On the long-running debate about separate versus mixed- sex education, the evidence is inconclusive, because so many single-sex schools are selective. That girls from such schools are now taking the top marks, however, needs to be thought about carefully as an antidote to all those arguments about hard work versus brilliance. Whoever believed that the solitary genius writing alone in his garret did so without some very hard work?

The problem lies in the way that 'brilliance' and 'hard work' have been viewed as essential male and female qualities. Perhaps with these results the time has come to help boys, not any more at the price of girls' success, but by taking apart the fictions of masculine genius upon which versions of male success have rested.
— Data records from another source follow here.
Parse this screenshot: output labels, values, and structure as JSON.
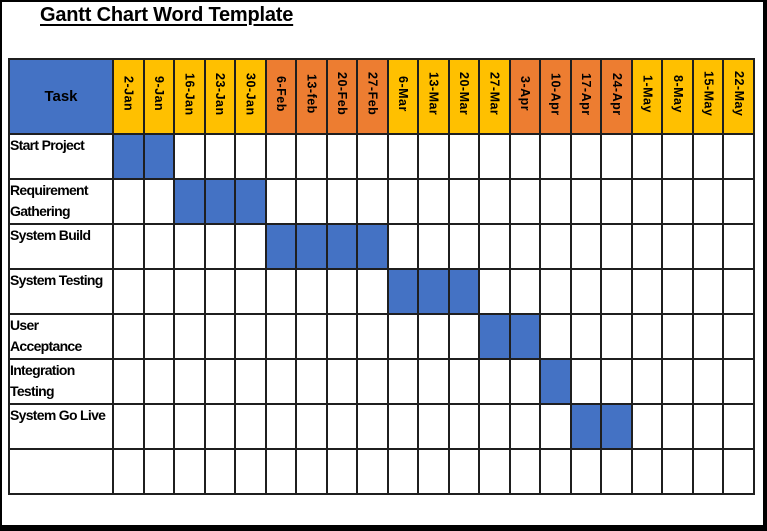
{
  "page": {
    "title": "Gantt Chart Word Template"
  },
  "colors": {
    "bar_blue": "#4472C4",
    "month_yellow": "#FFC000",
    "month_orange": "#ED7D31",
    "grid_line": "#1f1f1f",
    "text": "#000000",
    "background": "#FFFFFF"
  },
  "table": {
    "task_header": "Task",
    "columns": [
      {
        "label": "2-Jan",
        "color": "#FFC000"
      },
      {
        "label": "9-Jan",
        "color": "#FFC000"
      },
      {
        "label": "16-Jan",
        "color": "#FFC000"
      },
      {
        "label": "23-Jan",
        "color": "#FFC000"
      },
      {
        "label": "30-Jan",
        "color": "#FFC000"
      },
      {
        "label": "6-Feb",
        "color": "#ED7D31"
      },
      {
        "label": "13-feb",
        "color": "#ED7D31"
      },
      {
        "label": "20-Feb",
        "color": "#ED7D31"
      },
      {
        "label": "27-Feb",
        "color": "#ED7D31"
      },
      {
        "label": "6-Mar",
        "color": "#FFC000"
      },
      {
        "label": "13-Mar",
        "color": "#FFC000"
      },
      {
        "label": "20-Mar",
        "color": "#FFC000"
      },
      {
        "label": "27-Mar",
        "color": "#FFC000"
      },
      {
        "label": "3-Apr",
        "color": "#ED7D31"
      },
      {
        "label": "10-Apr",
        "color": "#ED7D31"
      },
      {
        "label": "17-Apr",
        "color": "#ED7D31"
      },
      {
        "label": "24-Apr",
        "color": "#ED7D31"
      },
      {
        "label": "1-May",
        "color": "#FFC000"
      },
      {
        "label": "8-May",
        "color": "#FFC000"
      },
      {
        "label": "15-May",
        "color": "#FFC000"
      },
      {
        "label": "22-May",
        "color": "#FFC000"
      }
    ],
    "rows": [
      {
        "task": "Start Project",
        "bar_start": 1,
        "bar_end": 2
      },
      {
        "task": "Requirement Gathering",
        "bar_start": 3,
        "bar_end": 5
      },
      {
        "task": "System Build",
        "bar_start": 6,
        "bar_end": 9
      },
      {
        "task": "System Testing",
        "bar_start": 10,
        "bar_end": 12
      },
      {
        "task": "User Acceptance",
        "bar_start": 13,
        "bar_end": 14
      },
      {
        "task": "Integration Testing",
        "bar_start": 15,
        "bar_end": 15
      },
      {
        "task": "System Go Live",
        "bar_start": 16,
        "bar_end": 17
      },
      {
        "task": "",
        "bar_start": 0,
        "bar_end": 0
      }
    ]
  },
  "chart_data": {
    "type": "bar",
    "subtype": "gantt",
    "title": "Gantt Chart Word Template",
    "x_categories": [
      "2-Jan",
      "9-Jan",
      "16-Jan",
      "23-Jan",
      "30-Jan",
      "6-Feb",
      "13-feb",
      "20-Feb",
      "27-Feb",
      "6-Mar",
      "13-Mar",
      "20-Mar",
      "27-Mar",
      "3-Apr",
      "10-Apr",
      "17-Apr",
      "24-Apr",
      "1-May",
      "8-May",
      "15-May",
      "22-May"
    ],
    "tasks": [
      {
        "name": "Start Project",
        "start": "2-Jan",
        "end": "9-Jan",
        "weeks": 2
      },
      {
        "name": "Requirement Gathering",
        "start": "16-Jan",
        "end": "30-Jan",
        "weeks": 3
      },
      {
        "name": "System Build",
        "start": "6-Feb",
        "end": "27-Feb",
        "weeks": 4
      },
      {
        "name": "System Testing",
        "start": "6-Mar",
        "end": "20-Mar",
        "weeks": 3
      },
      {
        "name": "User Acceptance",
        "start": "27-Mar",
        "end": "3-Apr",
        "weeks": 2
      },
      {
        "name": "Integration Testing",
        "start": "10-Apr",
        "end": "10-Apr",
        "weeks": 1
      },
      {
        "name": "System Go Live",
        "start": "17-Apr",
        "end": "24-Apr",
        "weeks": 2
      }
    ],
    "bar_color": "#4472C4",
    "legend": "none",
    "grid": true
  }
}
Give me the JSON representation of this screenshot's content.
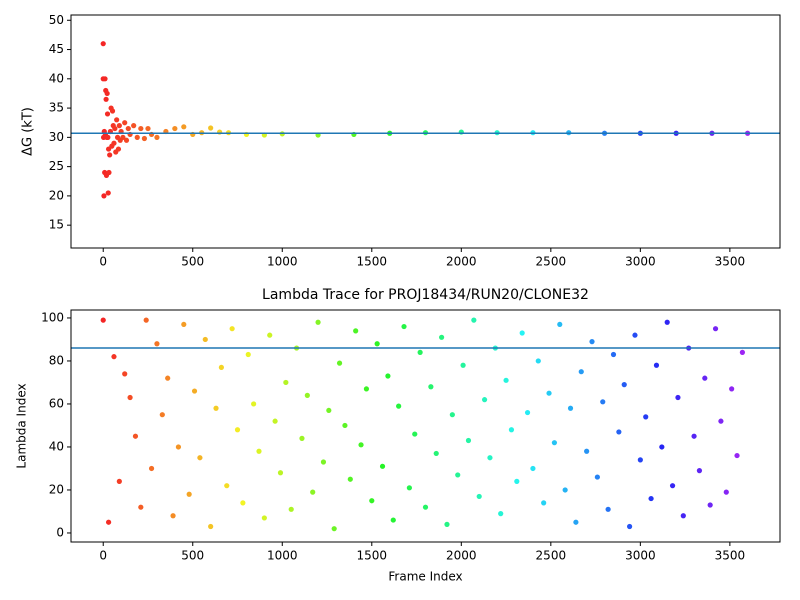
{
  "chart_data": [
    {
      "type": "scatter",
      "ylabel": "ΔG (kT)",
      "colormap": "rainbow_r",
      "hline": 30.7,
      "hline_color": "#1f77b4",
      "xlim": [
        -180,
        3780
      ],
      "ylim": [
        11.1,
        50.9
      ],
      "xticks": [
        0,
        500,
        1000,
        1500,
        2000,
        2500,
        3000,
        3500
      ],
      "yticks": [
        15,
        20,
        25,
        30,
        35,
        40,
        45,
        50
      ],
      "x": [
        0,
        0,
        2,
        4,
        6,
        8,
        10,
        12,
        14,
        16,
        18,
        20,
        22,
        24,
        26,
        28,
        30,
        32,
        36,
        40,
        44,
        48,
        52,
        56,
        60,
        65,
        70,
        75,
        80,
        85,
        90,
        95,
        100,
        110,
        120,
        130,
        140,
        150,
        170,
        190,
        210,
        230,
        250,
        270,
        300,
        350,
        400,
        450,
        500,
        550,
        600,
        650,
        700,
        800,
        900,
        1000,
        1200,
        1400,
        1600,
        1800,
        2000,
        2200,
        2400,
        2600,
        2800,
        3000,
        3200,
        3400,
        3599
      ],
      "y": [
        46,
        40,
        30,
        20,
        31,
        24,
        40,
        30.5,
        38,
        36.5,
        23.5,
        30,
        37.5,
        34,
        30,
        20.5,
        28,
        24,
        27,
        31,
        35,
        28.5,
        34.5,
        32,
        29,
        31.5,
        27.5,
        33,
        30,
        28,
        32,
        29.5,
        31,
        30,
        32.5,
        29.5,
        31.5,
        30.5,
        32,
        30,
        31.5,
        29.8,
        31.5,
        30.5,
        30,
        31,
        31.5,
        31.8,
        30.5,
        30.8,
        31.6,
        30.9,
        30.8,
        30.5,
        30.4,
        30.6,
        30.4,
        30.5,
        30.7,
        30.8,
        30.9,
        30.8,
        30.8,
        30.8,
        30.7,
        30.7,
        30.7,
        30.7,
        30.7
      ]
    },
    {
      "type": "scatter",
      "title": "Lambda Trace for PROJ18434/RUN20/CLONE32",
      "xlabel": "Frame Index",
      "ylabel": "Lambda Index",
      "colormap": "rainbow_r",
      "hline": 86,
      "hline_color": "#1f77b4",
      "xlim": [
        -180,
        3780
      ],
      "ylim": [
        -4.2,
        103.7
      ],
      "xticks": [
        0,
        500,
        1000,
        1500,
        2000,
        2500,
        3000,
        3500
      ],
      "yticks": [
        0,
        20,
        40,
        60,
        80,
        100
      ],
      "x": [
        0,
        30,
        60,
        90,
        120,
        150,
        180,
        210,
        240,
        270,
        300,
        330,
        360,
        390,
        420,
        450,
        480,
        510,
        540,
        570,
        600,
        630,
        660,
        690,
        720,
        750,
        780,
        810,
        840,
        870,
        900,
        930,
        960,
        990,
        1020,
        1050,
        1080,
        1110,
        1140,
        1170,
        1200,
        1230,
        1260,
        1290,
        1320,
        1350,
        1380,
        1410,
        1440,
        1470,
        1500,
        1530,
        1560,
        1590,
        1620,
        1650,
        1680,
        1710,
        1740,
        1770,
        1800,
        1830,
        1860,
        1890,
        1920,
        1950,
        1980,
        2010,
        2040,
        2070,
        2100,
        2130,
        2160,
        2190,
        2220,
        2250,
        2280,
        2310,
        2340,
        2370,
        2400,
        2430,
        2460,
        2490,
        2520,
        2550,
        2580,
        2610,
        2640,
        2670,
        2700,
        2730,
        2760,
        2790,
        2820,
        2850,
        2880,
        2910,
        2940,
        2970,
        3000,
        3030,
        3060,
        3090,
        3120,
        3150,
        3180,
        3210,
        3240,
        3270,
        3300,
        3330,
        3360,
        3390,
        3420,
        3450,
        3480,
        3510,
        3540,
        3570
      ],
      "y": [
        99,
        5,
        82,
        24,
        74,
        63,
        45,
        12,
        99,
        30,
        88,
        55,
        72,
        8,
        40,
        97,
        18,
        66,
        35,
        90,
        3,
        58,
        77,
        22,
        95,
        48,
        14,
        83,
        60,
        38,
        7,
        92,
        52,
        28,
        70,
        11,
        86,
        44,
        64,
        19,
        98,
        33,
        57,
        2,
        79,
        50,
        25,
        94,
        41,
        67,
        15,
        88,
        31,
        73,
        6,
        59,
        96,
        21,
        46,
        84,
        12,
        68,
        37,
        91,
        4,
        55,
        27,
        78,
        43,
        99,
        17,
        62,
        35,
        86,
        9,
        71,
        48,
        24,
        93,
        56,
        30,
        80,
        14,
        65,
        42,
        97,
        20,
        58,
        5,
        75,
        38,
        89,
        26,
        61,
        11,
        83,
        47,
        69,
        3,
        92,
        34,
        54,
        16,
        78,
        40,
        98,
        22,
        63,
        8,
        86,
        45,
        29,
        72,
        13,
        95,
        52,
        19,
        67,
        36,
        84
      ]
    }
  ]
}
Practical strategies for tackling this are in short supply.

While the success of the girls' schools in the GCSE is to be celebrated, I want to issue a few words of caution. My colleagues, Helen Lucey, June Melody and I at the University of London are conducting the third part of a longitudinal study of two groups of girls, one now 16, the other 21. Our sample, stratified by social class, reveals a huge attainment gap between middle-class girls at fee-paying schools or well funded state schools and working-class girls at schools in poorer areas.

The latter girls are not getting straight As and very few of them are going on to higher education (those that do face terrible financial difficulties). While their courage in facing the squalid playgrounds of the inner city is often stunning, girls who achieved so well at junior school are facing no greater prospect than the dole queue. Not for them top marks and Oxbridge entry. In the postwar expansion, the worlds of girls like these did come closer together. Today, it seems, they could not be farther apart. I shall celebrate when these young women, too, have something to write home about.

The author is Professor of Psychology in the Department of Media and Communication, Goldsmiths' College, University of London. She is the author of a number of books in this area and is currently writing a volume for Macmillan on young girls and popular culture.